Mathew Campbell has been a qualified pharmacist for two years. “It has been a big change and I have learned a lot. I did a year in the North working for a group and now working here I have found that there is a lot more responsibility and you have more opportunities to change things around instead of just accuracy checking. I like working in community because you get to chat to people and that speeds your day up. Des is a great employer, he sets a high standard and is not afraid to invest in his staff. The OTC staff regularly go on courses and that makes our job easier because if they are able to talk to customers about, for example, iron deficiency, it frees us up and allows us to look after our responsibilities in the dispensary.”

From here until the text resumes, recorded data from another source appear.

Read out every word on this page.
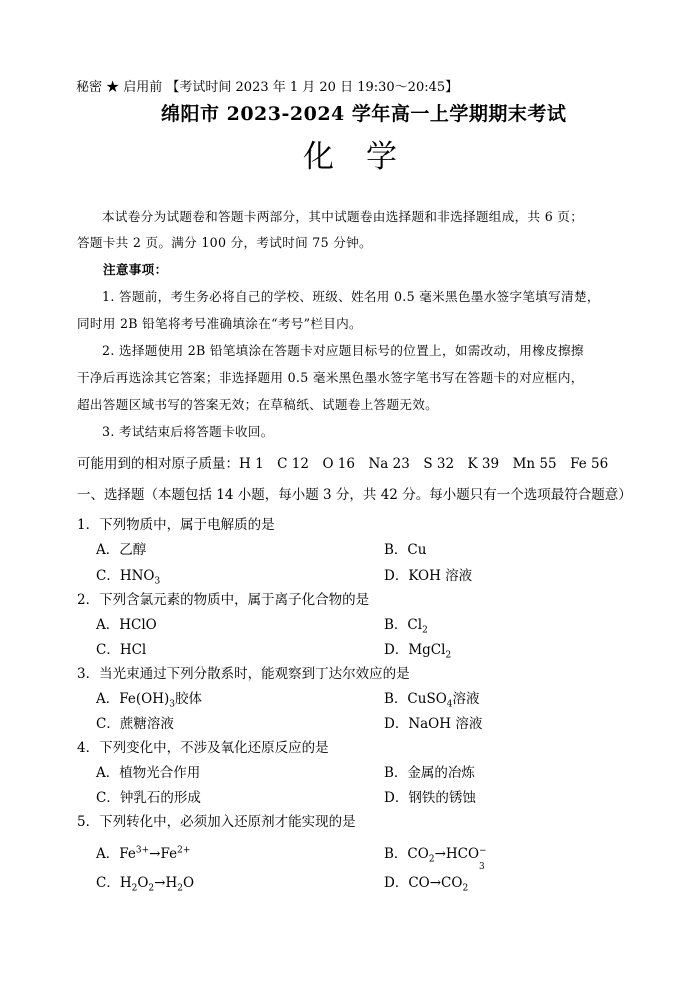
秘密 ★ 启用前 【考试时间 2023 年 1 月 20 日 19:30～20:45】
绵阳市 2023-2024 学年高一上学期期末考试
化学
本试卷分为试题卷和答题卡两部分，其中试题卷由选择题和非选择题组成，共 6 页；
答题卡共 2 页。满分 100 分，考试时间 75 分钟。
注意事项：
1. 答题前，考生务必将自己的学校、班级、姓名用 0.5 毫米黑色墨水签字笔填写清楚，
同时用 2B 铅笔将考号准确填涂在“考号”栏目内。
2. 选择题使用 2B 铅笔填涂在答题卡对应题目标号的位置上，如需改动，用橡皮擦擦
干净后再选涂其它答案；非选择题用 0.5 毫米黑色墨水签字笔书写在答题卡的对应框内，
超出答题区域书写的答案无效；在草稿纸、试题卷上答题无效。
3. 考试结束后将答题卡收回。
可能用到的相对原子质量：H 1　C 12　O 16　Na 23　S 32　K 39　Mn 55　Fe 56
一、选择题（本题包括 14 小题，每小题 3 分，共 42 分。每小题只有一个选项最符合题意）
1．下列物质中，属于电解质的是
A．乙醇	B．Cu
C．$HNO_3$	D．KOH 溶液
2．下列含氯元素的物质中，属于离子化合物的是
A．HClO	B．$Cl_2$
C．HCl	D．MgCl$_2$
3．当光束通过下列分散系时，能观察到丁达尔效应的是
A．$Fe(OH)_3$胶体	B．CuSO$_4$溶液
C．蔗糖溶液	D．NaOH 溶液
4．下列变化中，不涉及氧化还原反应的是
A．植物光合作用	B．金属的冶炼
C．钟乳石的形成	D．钢铁的锈蚀
5．下列转化中，必须加入还原剂才能实现的是
A．$Fe^{3+}\to Fe^{2+}$	B．$CO_2\to HCO$ −
3
C．$H_2O_2\to H_2O$	D．$CO\to CO_2$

Manager Jessica Melia tells IPN that identifying opportunities and building on them is what has brought so much success to the company. “We were in a position that there was room for growth and now for everyone to be able to witness the expansion and the constant evolution, it really gives the whole team a sense of pride that due to their hard work and customer service, Des was able to open a second unit. We have all worked so well together and it wasn’t just down to one person. I am very proud of what we have all been able to achieve together and this is what I love about my job: being there to see first-hand the fruit of your efforts. That it what makes it all worth it.”